Open guangzlu opened 1 month ago
Seems like the torch version in the docker is for rocm6.0. Please reinstall 6.1 torch using this command and install bitsandbytes again.
pip3 install --pre torch torchvision torchaudio --index-url https://download.pytorch.org/whl/nightly/rocm6.1/
System Info
Docker image: rocm6.1_ubuntu22.04_py3.10_pytorch_2.4 Rocm6.1.0 Pytorch2.4 GPU: MI250
Reproduction
Install method: git clone --recurse https://github.com/ROCm/bitsandbytes cd bitsandbytes git checkout rocm_enabled pip install -r requirements-dev.txt cmake -DCOMPUTE_BACKEND=hip -S . #Use -DBNB_ROCM_ARCH="gfx90a;gfx942" to target specific gpu arch make pip install .
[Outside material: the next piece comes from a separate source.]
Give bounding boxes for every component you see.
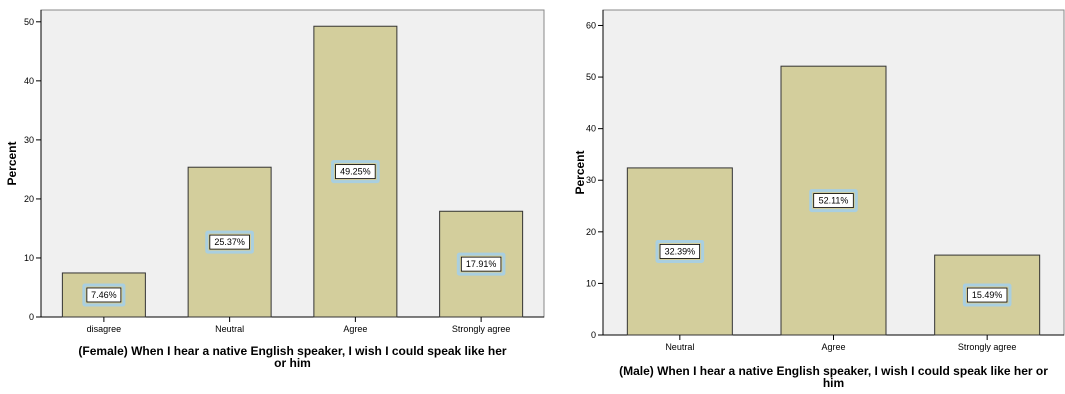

python script: import bitsandbytes
Expected behavior
I am following this blog https://rocm.blogs.amd.com/artificial-intelligence/llama2-lora/README.html to do finetune on MI250. But after I installed bitsandbytes from source code and run the python script, it turned out the error:
It told that it cannot find libbitsandbytes_cpu.so: OSError: /opt/conda/envs/py_3.10/lib/python3.10/site-packages/bitsandbytes/libbitsandbytes_cpu.so: cannot open shared object file: No such file or directory.
But when I moved into /opt/conda/envs/py_3.10/lib/python3.10/site-packages/bitsandbytes, I found I have libbitsandbytes_hip.so
Is it using the wrong .so file? And how to fix this?